Trinsic Chief Executive Officer (CEO) Trey Davis said that the company would press on.
"We are disappointed with this qualification, but not discouraged," Davis said. "We have made considerable efforts to ensure that we will be able to obtain funding and to generate cash flow from operations adequate to fund our business. Recently, we entered into a Receivables Sales Agreement with Thermo Credit, which will enable us to replace our current credit facility with Textron Financial. We have also substantially reduced our payroll, and importantly, we just entered into a commercial agreement with Verizon Communications whereby we will have access to Verizon's Wholesale Advantage platform. This agreement will give us access to the same network elements, features, and functions as we purchased from Verizon under the previous regulatory regime known as UNE-P (Unbundled Network Element Platform). As a result, and despite the qualification, we are focused on moving Trinsic forward."
However, that qualification may have inadvertently caused another problem for Trinsic, according to sources. The company's stock fell significantly following the audit report, leading to Trinsic's next press release from Friday.
In addition to that announcement, Trinsic announced Friday that by a letter dated that same day the NASDAQ Stock Market, Inc. has notified the company that the shares will be delisted from the NASDAQ SmallCap Market at the opening of business on May 17, according to another press release. The market value of Trinsic's common stock remains below the minimum of $35 million required by Marketplace Rule 4310(c)(2)(8)(ii) and due to this will be delisted. The company has indicated that it will appeal the decision. That appeal will stay the delisting pending a hearing.

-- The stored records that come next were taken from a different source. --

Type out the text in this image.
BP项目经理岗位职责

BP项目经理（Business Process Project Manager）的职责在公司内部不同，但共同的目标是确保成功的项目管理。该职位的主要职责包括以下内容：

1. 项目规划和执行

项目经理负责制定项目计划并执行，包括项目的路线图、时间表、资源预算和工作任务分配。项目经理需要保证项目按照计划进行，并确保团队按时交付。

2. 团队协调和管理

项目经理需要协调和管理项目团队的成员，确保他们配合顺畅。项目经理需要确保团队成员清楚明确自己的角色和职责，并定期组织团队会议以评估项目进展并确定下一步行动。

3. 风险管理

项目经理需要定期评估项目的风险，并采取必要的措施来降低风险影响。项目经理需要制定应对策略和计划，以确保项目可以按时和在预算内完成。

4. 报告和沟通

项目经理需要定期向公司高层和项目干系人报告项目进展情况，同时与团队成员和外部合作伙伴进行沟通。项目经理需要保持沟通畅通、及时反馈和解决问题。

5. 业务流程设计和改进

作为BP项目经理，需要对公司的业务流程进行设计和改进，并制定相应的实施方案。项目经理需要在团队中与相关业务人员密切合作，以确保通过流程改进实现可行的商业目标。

Representatives from Trinsic could not be reached for comment about the either situation after several weeks, but representatives from NASDAQ did respond to queries from the Advance.

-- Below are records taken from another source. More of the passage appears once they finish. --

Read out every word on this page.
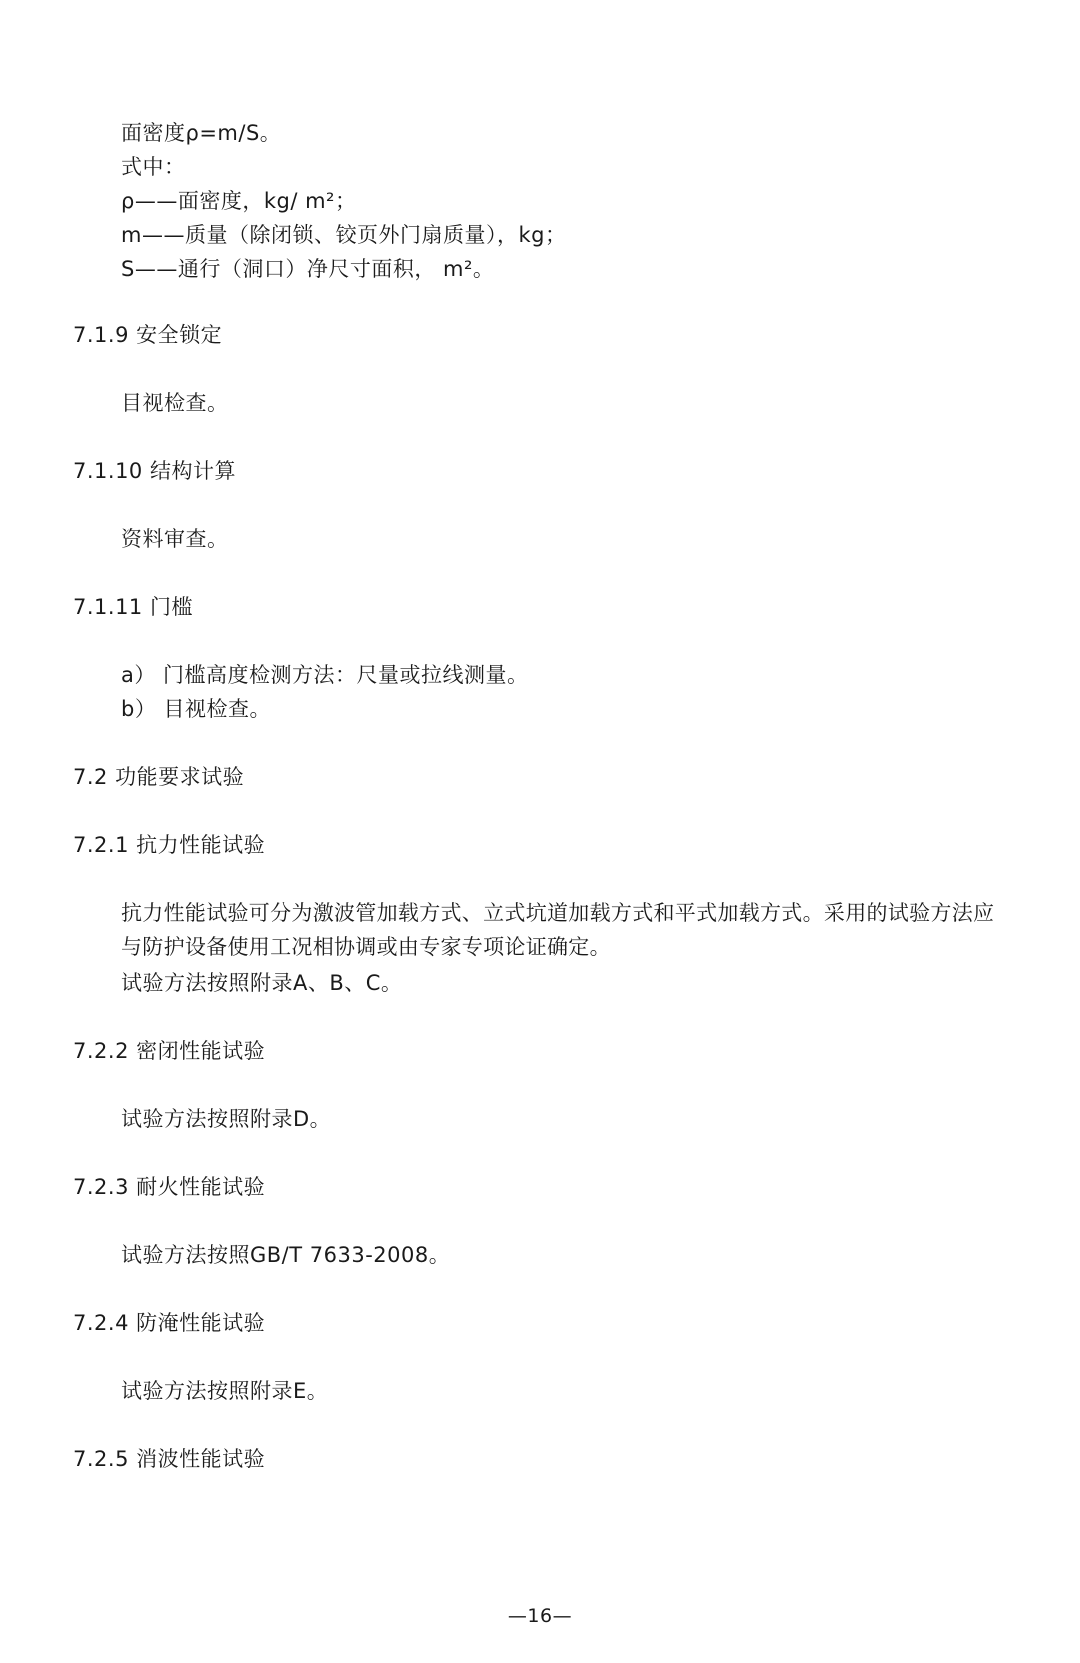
面密度ρ=m/S。
式中：
ρ——面密度，kg/ m²；
m——质量（除闭锁、铰页外门扇质量），kg；
S——通行（洞口）净尺寸面积， m²。
7.1.9 安全锁定
目视检查。
7.1.10 结构计算
资料审查。
7.1.11 门槛
a） 门槛高度检测方法：尺量或拉线测量。
b） 目视检查。
7.2 功能要求试验
7.2.1 抗力性能试验
抗力性能试验可分为激波管加载方式、立式坑道加载方式和平式加载方式。采用的试验方法应与防护设备使用工况相协调或由专家专项论证确定。
试验方法按照附录A、B、C。
7.2.2 密闭性能试验
试验方法按照附录D。
7.2.3 耐火性能试验
试验方法按照GB/T 7633-2008。
7.2.4 防淹性能试验
试验方法按照附录E。
7.2.5 消波性能试验
—16—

The market cannot comment on specifics about companies currently listed on NASDAQ, but representatives from NASDAQ did provide specifics to the delisting rule via email.
According to the nine-page document, any company in danger of being delisted from the NASDAQ Stock Exchange is entitled to an appeal within seven days of receiving notice. During that time, they may request a hearing from the Listing Qualifications Panel, where the company and its books are evaluated.

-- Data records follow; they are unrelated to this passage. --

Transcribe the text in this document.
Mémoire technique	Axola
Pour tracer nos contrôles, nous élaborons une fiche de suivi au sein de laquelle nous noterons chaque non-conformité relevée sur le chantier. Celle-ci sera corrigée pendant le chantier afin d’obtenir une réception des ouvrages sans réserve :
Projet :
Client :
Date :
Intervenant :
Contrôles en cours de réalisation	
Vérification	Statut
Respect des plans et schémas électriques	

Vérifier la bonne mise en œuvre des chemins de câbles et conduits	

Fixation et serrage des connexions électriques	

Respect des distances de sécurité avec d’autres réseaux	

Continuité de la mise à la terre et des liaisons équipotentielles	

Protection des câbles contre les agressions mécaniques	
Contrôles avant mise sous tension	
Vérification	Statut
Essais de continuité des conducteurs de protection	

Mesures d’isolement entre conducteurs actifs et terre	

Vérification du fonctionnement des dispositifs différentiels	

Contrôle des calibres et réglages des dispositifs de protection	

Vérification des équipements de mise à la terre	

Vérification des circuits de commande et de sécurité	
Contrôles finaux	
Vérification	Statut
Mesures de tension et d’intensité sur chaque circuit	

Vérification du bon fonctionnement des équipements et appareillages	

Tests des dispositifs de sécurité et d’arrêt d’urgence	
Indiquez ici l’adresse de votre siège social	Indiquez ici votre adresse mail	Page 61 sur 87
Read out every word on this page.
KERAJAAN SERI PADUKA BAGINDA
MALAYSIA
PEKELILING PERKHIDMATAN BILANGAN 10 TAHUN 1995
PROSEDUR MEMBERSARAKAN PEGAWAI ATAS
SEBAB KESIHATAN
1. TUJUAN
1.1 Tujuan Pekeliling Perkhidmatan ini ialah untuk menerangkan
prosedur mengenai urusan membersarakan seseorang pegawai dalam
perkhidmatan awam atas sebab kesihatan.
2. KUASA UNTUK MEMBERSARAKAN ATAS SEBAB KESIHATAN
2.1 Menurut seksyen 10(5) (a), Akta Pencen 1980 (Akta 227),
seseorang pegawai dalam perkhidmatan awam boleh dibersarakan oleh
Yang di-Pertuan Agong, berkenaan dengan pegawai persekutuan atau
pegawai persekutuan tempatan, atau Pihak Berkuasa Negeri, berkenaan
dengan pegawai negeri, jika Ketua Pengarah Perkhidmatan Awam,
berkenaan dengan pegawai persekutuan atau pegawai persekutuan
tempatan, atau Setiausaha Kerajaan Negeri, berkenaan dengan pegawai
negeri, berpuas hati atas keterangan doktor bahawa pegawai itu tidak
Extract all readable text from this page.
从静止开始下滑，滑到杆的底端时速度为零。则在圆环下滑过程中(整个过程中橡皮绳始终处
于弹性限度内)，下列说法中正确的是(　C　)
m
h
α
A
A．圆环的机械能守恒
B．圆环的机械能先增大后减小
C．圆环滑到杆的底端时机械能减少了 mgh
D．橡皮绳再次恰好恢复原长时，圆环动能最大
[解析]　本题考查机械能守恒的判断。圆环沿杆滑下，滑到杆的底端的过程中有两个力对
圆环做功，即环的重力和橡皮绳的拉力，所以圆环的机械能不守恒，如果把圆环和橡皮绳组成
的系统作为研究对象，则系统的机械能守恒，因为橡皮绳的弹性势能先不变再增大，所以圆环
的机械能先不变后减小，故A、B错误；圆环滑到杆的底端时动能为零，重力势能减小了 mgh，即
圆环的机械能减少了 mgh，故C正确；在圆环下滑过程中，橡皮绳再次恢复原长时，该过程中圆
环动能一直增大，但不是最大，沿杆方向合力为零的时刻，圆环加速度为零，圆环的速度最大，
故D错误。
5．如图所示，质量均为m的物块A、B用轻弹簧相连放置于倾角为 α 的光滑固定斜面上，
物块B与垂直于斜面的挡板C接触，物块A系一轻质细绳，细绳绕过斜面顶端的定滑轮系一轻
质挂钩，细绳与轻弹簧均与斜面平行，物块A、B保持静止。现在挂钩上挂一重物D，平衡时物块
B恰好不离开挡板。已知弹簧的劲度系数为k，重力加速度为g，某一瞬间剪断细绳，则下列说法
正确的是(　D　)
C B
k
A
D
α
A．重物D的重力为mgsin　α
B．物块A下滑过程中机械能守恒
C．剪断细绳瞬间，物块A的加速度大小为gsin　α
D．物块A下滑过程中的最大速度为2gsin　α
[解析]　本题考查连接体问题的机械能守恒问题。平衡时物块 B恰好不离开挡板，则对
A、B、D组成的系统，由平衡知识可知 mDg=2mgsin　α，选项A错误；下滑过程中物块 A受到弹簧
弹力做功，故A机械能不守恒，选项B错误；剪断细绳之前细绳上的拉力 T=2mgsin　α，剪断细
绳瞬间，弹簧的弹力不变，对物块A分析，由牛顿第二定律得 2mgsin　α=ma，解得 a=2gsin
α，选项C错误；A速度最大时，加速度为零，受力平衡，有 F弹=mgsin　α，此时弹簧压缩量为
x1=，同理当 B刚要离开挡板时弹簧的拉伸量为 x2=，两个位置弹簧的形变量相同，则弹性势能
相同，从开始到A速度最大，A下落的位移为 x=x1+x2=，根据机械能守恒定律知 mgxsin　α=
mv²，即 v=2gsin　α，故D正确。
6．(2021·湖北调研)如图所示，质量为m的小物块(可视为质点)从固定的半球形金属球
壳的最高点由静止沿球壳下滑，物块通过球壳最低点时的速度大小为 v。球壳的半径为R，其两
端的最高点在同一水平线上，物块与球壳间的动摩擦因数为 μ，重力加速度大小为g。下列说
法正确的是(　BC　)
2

Sources again told the Advance that the announcement was not the end of the world, but could make life more difficult for Trinsic. A company's shares are the entire value of the company, and when those shares fall below $35 million, which is far more liberal than one would be allowed on the New York Stock Exchange, NASDAQ reserves the right to remove a company from its listing. The source said that being delisted from NASDAQ did not mean the company would go out of business, but did mean it would be difficult to trade the company's shares.